2023-08-19 06:33:45
Singing can stimulate the brain of her premature baby, help her own neurons following an accident or in the face of aging, or rehabilitate diseased lungs.
In It’s my healthGéraldine Zamansky, journalist at Health magazine on France 5 and on Saturday on franceinfo, looks back on the discoveries that are multiplying around the powers of singing in the face of certain illnesses or situations of weakening.
franceinfo: What work has been done in this area?
Géraldine Zamansky : One of the recent discoveries concerns infants born prematurely. If their parents sing while they are in skin-to-skin contact, the brains of these tiny babies become much more active. Especially in areas related to understanding language. This might be measured with electrodes placed on the skull by Finnish researchers in Helsinki. They conclude that singing has a specific stimulation power for hearing and certain neurological skills at the very beginning of life.
With also a benefit for the parents?
Yes, because their anxiety was then reduced. And it is for those who sing that science discovers the most benefits. Studies have thus shown the origin of the appeasement of parents: singing leads to a reduction in stress hormones. This is not going to surprise anyone who feels almost euphoric following singing their favorite songs in the car or in the shower. An effect increased tenfold within a choir for example. It is even associated with a more surprising stimulation of certain immune defences.
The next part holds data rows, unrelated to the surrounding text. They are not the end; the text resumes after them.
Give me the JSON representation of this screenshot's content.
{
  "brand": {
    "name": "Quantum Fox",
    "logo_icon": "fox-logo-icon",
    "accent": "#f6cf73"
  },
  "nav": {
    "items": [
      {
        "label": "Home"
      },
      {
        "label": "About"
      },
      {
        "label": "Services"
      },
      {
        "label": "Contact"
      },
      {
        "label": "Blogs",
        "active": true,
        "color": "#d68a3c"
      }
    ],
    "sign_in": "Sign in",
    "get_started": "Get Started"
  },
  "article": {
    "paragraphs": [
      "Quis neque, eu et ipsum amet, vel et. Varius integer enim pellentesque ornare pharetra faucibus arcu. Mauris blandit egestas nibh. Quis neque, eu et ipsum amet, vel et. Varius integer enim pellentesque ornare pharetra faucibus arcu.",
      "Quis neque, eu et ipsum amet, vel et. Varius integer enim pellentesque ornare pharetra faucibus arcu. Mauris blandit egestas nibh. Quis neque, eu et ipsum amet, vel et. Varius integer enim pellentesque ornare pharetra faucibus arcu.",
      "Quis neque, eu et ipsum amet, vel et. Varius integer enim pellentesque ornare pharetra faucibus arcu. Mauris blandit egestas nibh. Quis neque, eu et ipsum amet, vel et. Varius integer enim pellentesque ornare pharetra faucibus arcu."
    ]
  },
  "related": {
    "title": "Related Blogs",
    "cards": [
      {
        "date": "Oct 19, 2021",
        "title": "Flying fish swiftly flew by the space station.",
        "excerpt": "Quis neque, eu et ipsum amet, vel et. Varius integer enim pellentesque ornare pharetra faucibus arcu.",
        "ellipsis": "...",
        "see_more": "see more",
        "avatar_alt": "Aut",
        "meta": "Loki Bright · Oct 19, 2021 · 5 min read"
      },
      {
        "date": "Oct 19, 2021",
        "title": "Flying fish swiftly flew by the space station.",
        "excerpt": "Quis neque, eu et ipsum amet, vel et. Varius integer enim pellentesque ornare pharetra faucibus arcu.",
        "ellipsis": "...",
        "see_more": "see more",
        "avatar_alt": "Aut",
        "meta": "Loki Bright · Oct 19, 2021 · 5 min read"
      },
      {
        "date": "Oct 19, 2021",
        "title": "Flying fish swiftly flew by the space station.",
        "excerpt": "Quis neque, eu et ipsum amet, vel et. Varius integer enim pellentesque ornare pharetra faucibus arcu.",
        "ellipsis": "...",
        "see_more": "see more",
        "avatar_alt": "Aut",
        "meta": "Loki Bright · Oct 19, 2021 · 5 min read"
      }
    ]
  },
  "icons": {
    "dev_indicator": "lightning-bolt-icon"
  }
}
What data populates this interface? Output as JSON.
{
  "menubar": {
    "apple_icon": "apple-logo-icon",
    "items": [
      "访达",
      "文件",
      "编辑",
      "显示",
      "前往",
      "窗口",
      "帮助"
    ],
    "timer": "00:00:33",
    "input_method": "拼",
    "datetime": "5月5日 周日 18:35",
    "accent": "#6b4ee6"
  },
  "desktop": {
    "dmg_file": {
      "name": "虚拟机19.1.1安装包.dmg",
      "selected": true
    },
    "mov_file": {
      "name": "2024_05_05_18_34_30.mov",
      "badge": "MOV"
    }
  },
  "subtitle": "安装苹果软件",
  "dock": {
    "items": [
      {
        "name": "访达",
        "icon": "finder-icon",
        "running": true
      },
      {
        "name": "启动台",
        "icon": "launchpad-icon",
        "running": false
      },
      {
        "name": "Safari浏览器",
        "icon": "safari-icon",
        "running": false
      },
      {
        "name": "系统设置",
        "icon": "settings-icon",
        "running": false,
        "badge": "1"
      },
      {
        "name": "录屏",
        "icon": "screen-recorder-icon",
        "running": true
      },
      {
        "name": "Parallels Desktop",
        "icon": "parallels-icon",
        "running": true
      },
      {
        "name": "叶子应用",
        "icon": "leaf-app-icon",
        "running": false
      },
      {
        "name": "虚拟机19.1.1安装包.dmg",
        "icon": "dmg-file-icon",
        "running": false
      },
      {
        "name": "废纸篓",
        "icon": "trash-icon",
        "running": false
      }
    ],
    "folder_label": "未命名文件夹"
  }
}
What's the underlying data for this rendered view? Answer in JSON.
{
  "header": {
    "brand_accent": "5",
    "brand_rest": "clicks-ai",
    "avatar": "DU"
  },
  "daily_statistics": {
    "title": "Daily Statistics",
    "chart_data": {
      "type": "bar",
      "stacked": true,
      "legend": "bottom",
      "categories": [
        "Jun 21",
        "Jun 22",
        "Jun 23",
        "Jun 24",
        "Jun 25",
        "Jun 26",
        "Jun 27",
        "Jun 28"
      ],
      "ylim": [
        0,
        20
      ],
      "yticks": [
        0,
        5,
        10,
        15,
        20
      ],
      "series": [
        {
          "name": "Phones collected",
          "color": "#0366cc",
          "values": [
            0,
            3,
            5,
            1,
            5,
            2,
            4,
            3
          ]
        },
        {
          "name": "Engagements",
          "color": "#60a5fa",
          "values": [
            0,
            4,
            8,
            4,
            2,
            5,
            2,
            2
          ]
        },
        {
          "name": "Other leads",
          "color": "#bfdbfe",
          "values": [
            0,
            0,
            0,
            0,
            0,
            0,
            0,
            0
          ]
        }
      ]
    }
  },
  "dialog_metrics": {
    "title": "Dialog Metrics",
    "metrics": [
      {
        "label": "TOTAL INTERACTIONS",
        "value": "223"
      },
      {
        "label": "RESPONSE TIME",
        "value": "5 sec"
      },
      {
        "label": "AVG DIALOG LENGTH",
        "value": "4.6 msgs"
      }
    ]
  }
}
Could singing therefore become a treatment?
That’s kind of the idea. The same team from Helsinki has shown that the fact of participating in a choir, precisely, slows down neurological aging. Because this activity is very demanding for the brain which must simultaneously mobilize the circuits of memory, hearing, production of song at the right rhythm and in the right key. This would make neurons and their connections more resistant to years. In addition, these researchers have demonstrated by MRIs that this was really the case for the area of the brain dedicated to singing: it remains in better shape than its neighbors.
Can this work be considered for specific pathologies?
The special powers of singing are increasingly being tested, with very good results, for patients with Parkinson’s disease, whose language is often affected. Or in case of aphasia, that is to say a loss of the use of words, generally due to a stroke. Finally, you have to have breath to sing. The opportunity for much more joyful rehabilitation than the exercises usually offered to people with respiratory problems. In the UK, there is even a network of “lung health” choirs.